At the moment in golf there are four majors – the U.S. Masters, U.S. Open, British Open and the PGA Championship. Not only are these lucrative but they have traditions that stretch back over the decades and in some cases to the early days of the sport itself.
There has long been debate as to which tournament is the next best, the “Fifth major” and, indeed, what makes a major.
Many agree that to be a major, you need to have age and traditions (the British Open started in the 1860s), be able to attract the best players, and have a certain special something.
Jack Nicklaus used to say that the fifth should be the Australian Open but in his 1969 he changed his mind, "In conversations with friends I referred to the Australian Open as a major championship, but they knew and I knew I was kidding myself. Being the national championship of a golf-minded country, the Australian Open was a most estimable tournament to be won but simply wasn't a major championship except in the eyes of Australians.”

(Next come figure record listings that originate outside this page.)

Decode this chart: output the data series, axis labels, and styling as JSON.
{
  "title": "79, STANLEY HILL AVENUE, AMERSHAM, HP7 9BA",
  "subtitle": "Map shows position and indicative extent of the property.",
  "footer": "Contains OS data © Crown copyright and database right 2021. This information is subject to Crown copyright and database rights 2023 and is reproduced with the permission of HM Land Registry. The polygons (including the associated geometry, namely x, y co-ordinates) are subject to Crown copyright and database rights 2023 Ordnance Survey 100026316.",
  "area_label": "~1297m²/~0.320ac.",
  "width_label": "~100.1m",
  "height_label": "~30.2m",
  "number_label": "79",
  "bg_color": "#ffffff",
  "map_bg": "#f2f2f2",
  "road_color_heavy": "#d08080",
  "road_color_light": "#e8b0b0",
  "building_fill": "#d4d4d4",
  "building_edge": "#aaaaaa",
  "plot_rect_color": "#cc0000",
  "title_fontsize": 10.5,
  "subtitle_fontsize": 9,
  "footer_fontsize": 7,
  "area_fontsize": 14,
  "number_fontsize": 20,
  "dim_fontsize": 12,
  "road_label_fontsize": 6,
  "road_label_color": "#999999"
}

Lee Trevino said it was the Canadian Open. Some say it was the Player’s Tournament in the U.S. One of the top golfers in the world, Lee Westwood, thinks otherwise. “The Players probably used to be regarded as the fifth major, and it felt that way back in the late '90s. But since the invention of the World Golf Championships, the Players has actually stepped back. So what is it, eighth on the list now?"
Some believe it is time for Asia to throw its hat into the ring and in fact that is what the Asian Tour plans to do.
The organization wants to expand and eventually rival the European and American tours and sees the world’s largest continent hosting a global golf event as a necessary to realize its objectives.
Asian Tour CEO Mike Kerr, told AFP that even if the continent can’t host an “official” major, it can have something special of its own.
"Yes, I think we can have an iconic event in Asia. There are some plans that we have that we're already in the market talking about, We're working on it… let's say definitely within the next three to five (years)."
At the moment, the WGC-HSBC Champions in China and the Singapore Open are seen as the continent’s big events.
"I'm not sure whether it would ever be confirmed as a major or supported in that way but I think there certainly is room for an iconic event in Asia that would be at a similar level to a major event, which the players can support and which we can build up over time,” Kerr told reporters.
With golf growing all the time in Asia, it would be fitting to have all agree that it should be the home of the fifth major.